The problem with greyscale images from the publisher's point of view is that the file sizes are much greater, which is reflected in the number of CDs in the sets, making them more expensive to publish. The poor quality of the pages also means that many of them have to be rescanned at different settings to capture the maximum detail. The greyscale images of the 147 Yorkshire Pieces HO 107 /1210 - 1357 fill a massive 44 CDs, whilst the B&W images covering the same Piece numbers fit on just eight discs. However those larger file sizes should in theory manage to capture every little bit of available detail from the films, optimising their readability.
My overall impression of the new S&N CDs was that the greyscale images were much more readable. This didn't mean that it was all legible though, some pages still had unreadable areas. This is unavoidable given the condition of the originals and the National Archive films. I thought I should be a little more scientific about my comparison, but there was no way I could compare every enumerator's book in all the 147 Pieces for Yorkshire!. My solution was to take an enumerators book at random from every Piece with a number ending in zero, in the hopes of achieving a reasonably representative sample.
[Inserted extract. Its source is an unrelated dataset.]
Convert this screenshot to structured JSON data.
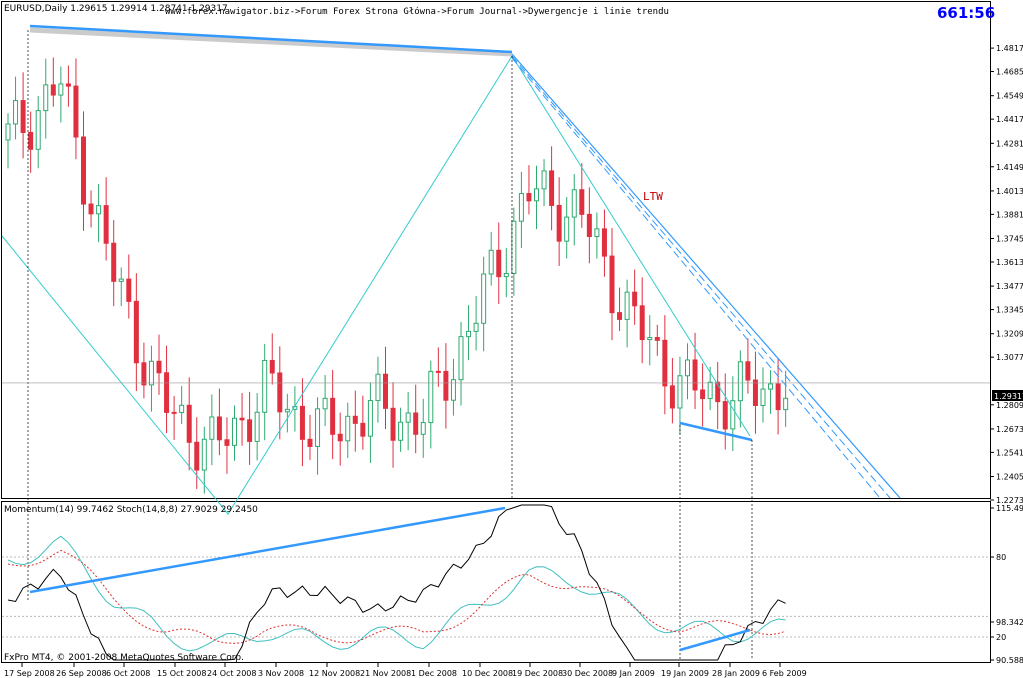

This sampling method seemed to work as the resultant books contained examples of both the best and poorest examples I had come across.
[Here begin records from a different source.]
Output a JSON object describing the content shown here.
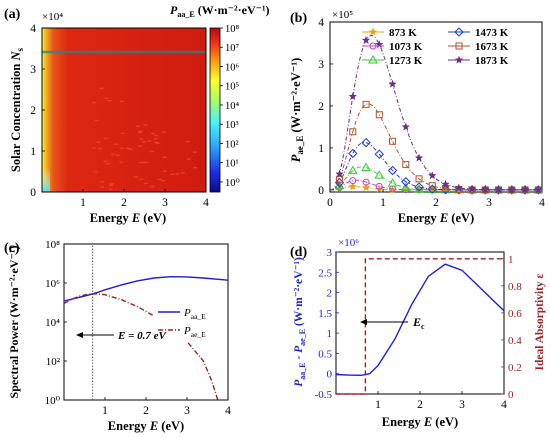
{
  "panels": [
    {
      "id": "a",
      "label": "(a)",
      "type": "heatmap",
      "xlabel_main": "Energy",
      "xlabel_var": "E",
      "xlabel_unit": "(eV)",
      "ylabel_main": "Solar Concentration",
      "ylabel_var": "N",
      "ylabel_sub": "s",
      "y_exponent": "×10⁴",
      "xticks": [
        "1",
        "2",
        "3",
        "4"
      ],
      "yticks": [
        "0",
        "1",
        "2",
        "3",
        "4"
      ],
      "colorbar_title": "P",
      "colorbar_title_sub": "aa_E",
      "colorbar_unit": "(W·m⁻²·eV⁻¹)",
      "colorbar_ticks": [
        "10⁰",
        "10¹",
        "10²",
        "10³",
        "10⁴",
        "10⁵",
        "10⁶",
        "10⁷",
        "10⁸"
      ]
    },
    {
      "id": "b",
      "label": "(b)",
      "type": "line",
      "y_exponent": "×10⁵",
      "ylabel_main": "P",
      "ylabel_sub": "ae_E",
      "ylabel_unit": "(W·m⁻²·eV⁻¹)",
      "xlabel_main": "Energy",
      "xlabel_var": "E",
      "xlabel_unit": "(eV)",
      "xticks": [
        "0",
        "1",
        "2",
        "3",
        "4"
      ],
      "yticks": [
        "0",
        "1",
        "2",
        "3",
        "4"
      ],
      "legend": [
        "873 K",
        "1473 K",
        "1073 K",
        "1673 K",
        "1273 K",
        "1873 K"
      ]
    },
    {
      "id": "c",
      "label": "(c)",
      "type": "line",
      "ylabel": "Spectral Power (W·m⁻²·eV⁻¹)",
      "xlabel_main": "Energy",
      "xlabel_var": "E",
      "xlabel_unit": "(eV)",
      "xticks": [
        "1",
        "2",
        "3",
        "4"
      ],
      "yticks": [
        "10⁰",
        "10²",
        "10⁴",
        "10⁶",
        "10⁸"
      ],
      "legend": [
        {
          "main": "P",
          "sub": "aa_E"
        },
        {
          "main": "P",
          "sub": "ae_E"
        }
      ],
      "annotation": "E = 0.7 eV"
    },
    {
      "id": "d",
      "label": "(d)",
      "type": "line",
      "y_exponent": "×10⁶",
      "ylabel_left_p1": "P",
      "ylabel_left_s1": "aa_E",
      "ylabel_left_mid": " - P",
      "ylabel_left_s2": "ae_E",
      "ylabel_left_unit": " (W·m⁻²·eV⁻¹)",
      "ylabel_right": "Ideal Absorptivity ε",
      "xlabel_main": "Energy",
      "xlabel_var": "E",
      "xlabel_unit": "(eV)",
      "xticks": [
        "1",
        "2",
        "3",
        "4"
      ],
      "yticks_left": [
        "-0.5",
        "0",
        "0.5",
        "1",
        "1.5",
        "2",
        "2.5",
        "3"
      ],
      "yticks_right": [
        "0",
        "0.2",
        "0.4",
        "0.6",
        "0.8",
        "1"
      ],
      "annotation_main": "E",
      "annotation_sub": "c"
    }
  ],
  "colors": {
    "blue": "#1f1fd0",
    "darkred": "#9b2222",
    "axis": "#000000",
    "s873": "#e6a21f",
    "s1073": "#c042c8",
    "s1273": "#33cc33",
    "s1473": "#1c3ed6",
    "s1673": "#b4532a",
    "s1873": "#6b2e8c"
  },
  "chart_data": [
    {
      "panel": "a",
      "type": "heatmap",
      "x": {
        "label": "Energy E (eV)",
        "range": [
          0,
          4
        ]
      },
      "y": {
        "label": "Solar Concentration Ns",
        "range": [
          0,
          40000
        ]
      },
      "colorbar": {
        "label": "Paa_E (W·m⁻²·eV⁻¹)",
        "scale": "log",
        "range": [
          0.3,
          100000000
        ]
      }
    },
    {
      "panel": "b",
      "type": "line",
      "x": {
        "label": "Energy E (eV)",
        "range": [
          0,
          4
        ]
      },
      "y": {
        "label": "Pae_E (W·m⁻²·eV⁻¹)",
        "range": [
          -5000,
          400000
        ]
      },
      "series": [
        {
          "name": "873 K",
          "color_key": "s873",
          "marker": "star",
          "peak_x": 0.45,
          "peak": 8000,
          "width": 0.35
        },
        {
          "name": "1073 K",
          "color_key": "s1073",
          "marker": "circle",
          "peak_x": 0.5,
          "peak": 23000,
          "width": 0.38
        },
        {
          "name": "1273 K",
          "color_key": "s1273",
          "marker": "triangle",
          "peak_x": 0.6,
          "peak": 55000,
          "width": 0.4
        },
        {
          "name": "1473 K",
          "color_key": "s1473",
          "marker": "diamond",
          "peak_x": 0.65,
          "peak": 113000,
          "width": 0.42
        },
        {
          "name": "1673 K",
          "color_key": "s1673",
          "marker": "square",
          "peak_x": 0.72,
          "peak": 205000,
          "width": 0.45
        },
        {
          "name": "1873 K",
          "color_key": "s1873",
          "marker": "star",
          "peak_x": 0.78,
          "peak": 368000,
          "width": 0.48
        }
      ]
    },
    {
      "panel": "c",
      "type": "line",
      "x": {
        "label": "Energy E (eV)",
        "range": [
          0,
          4
        ]
      },
      "y": {
        "label": "Spectral Power (W·m⁻²·eV⁻¹)",
        "scale": "log",
        "range": [
          1,
          100000000
        ]
      },
      "series": [
        {
          "name": "Paa_E",
          "color_key": "blue",
          "style": "solid",
          "x": [
            0.0,
            0.2,
            0.4,
            0.6,
            0.8,
            1.0,
            1.4,
            1.8,
            2.2,
            2.6,
            3.0,
            3.4,
            4.0
          ],
          "y": [
            120000,
            150000,
            190000,
            240000,
            320000,
            450000,
            800000,
            1300000,
            1800000,
            2100000,
            2050000,
            1800000,
            1400000
          ]
        },
        {
          "name": "Pae_E",
          "color_key": "darkred",
          "style": "dash-dot",
          "x": [
            0.0,
            0.2,
            0.4,
            0.6,
            0.8,
            1.0,
            1.4,
            1.8,
            2.2,
            2.6,
            3.0,
            3.4,
            3.6,
            3.75
          ],
          "y": [
            90000,
            150000,
            220000,
            270000,
            280000,
            250000,
            140000,
            60000,
            20000,
            5000,
            1000,
            100,
            10,
            1
          ]
        }
      ],
      "vline": {
        "x": 0.7,
        "style": "dotted",
        "label": "E = 0.7 eV"
      }
    },
    {
      "panel": "d",
      "type": "line",
      "x": {
        "label": "Energy E (eV)",
        "range": [
          0,
          4
        ]
      },
      "y_left": {
        "label": "Paa_E - Pae_E (W·m⁻²·eV⁻¹)",
        "range": [
          -500000,
          3000000
        ]
      },
      "y_right": {
        "label": "Ideal Absorptivity ε",
        "range": [
          0,
          1.05
        ]
      },
      "series": [
        {
          "name": "Paa_E - Pae_E",
          "axis": "left",
          "color_key": "blue",
          "style": "solid",
          "x": [
            0.0,
            0.3,
            0.6,
            0.8,
            1.0,
            1.4,
            1.8,
            2.2,
            2.6,
            3.0,
            3.4,
            3.8,
            4.0
          ],
          "y": [
            -20000,
            -35000,
            -40000,
            0,
            200000,
            850000,
            1700000,
            2400000,
            2700000,
            2550000,
            2150000,
            1750000,
            1550000
          ]
        },
        {
          "name": "Ideal Absorptivity",
          "axis": "right",
          "color_key": "darkred",
          "style": "dashed",
          "x": [
            0.0,
            0.7,
            0.7,
            4.0
          ],
          "y": [
            0.0,
            0.0,
            1.0,
            1.0
          ]
        }
      ],
      "annotation": {
        "label": "Ec",
        "x": 0.7
      }
    }
  ]
}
I then viewed every page in both sets of books and noted whether it was fully readable, sometimes with difficulty, or had any portions that couldn't be made out with any certainty. In some cases this was the entire page, but in the main it was only a portion of a page image. Having gone through both the B&W and Greyscale images I found that the S&N greyscale images offered over 30% more fully readable pages than the B&W images. However this percentage increase in full readable pages doesn't fully reflect the fact that the Greyscale page images, mostly suffered from small areas of poor clarity, whilst on many of the B&W images, the areas were generally much larger.
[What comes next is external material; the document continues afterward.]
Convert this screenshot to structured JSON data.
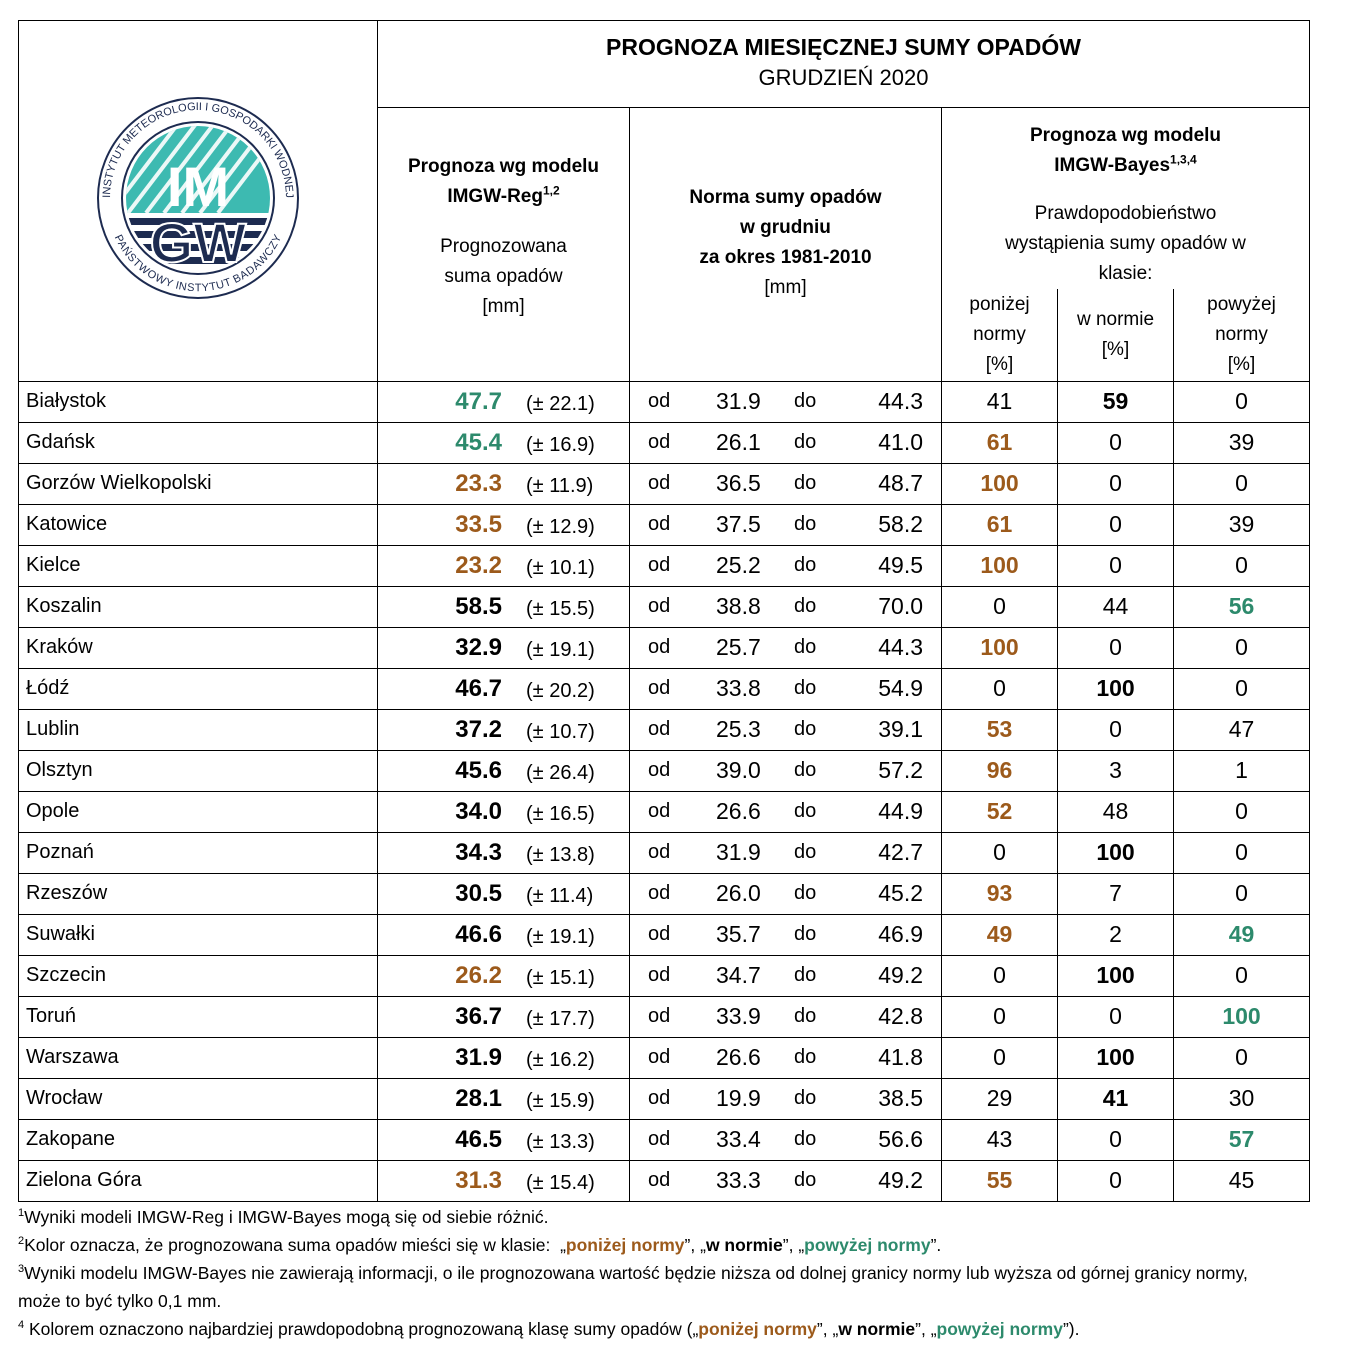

Unless the National Archives could re-film the census using better technology, we have to accept that the 1841 census is always going to give researchers problems, whether using microfilm or digitised CD images. However I am totally convinced that the greyscale images produce far more readable data than B&W images of the same material. Given the choice between B&W or Greyscale images of the 1841 census, I would certainly choose the latter as in my opinion the greyscale images offer the best of a bad census.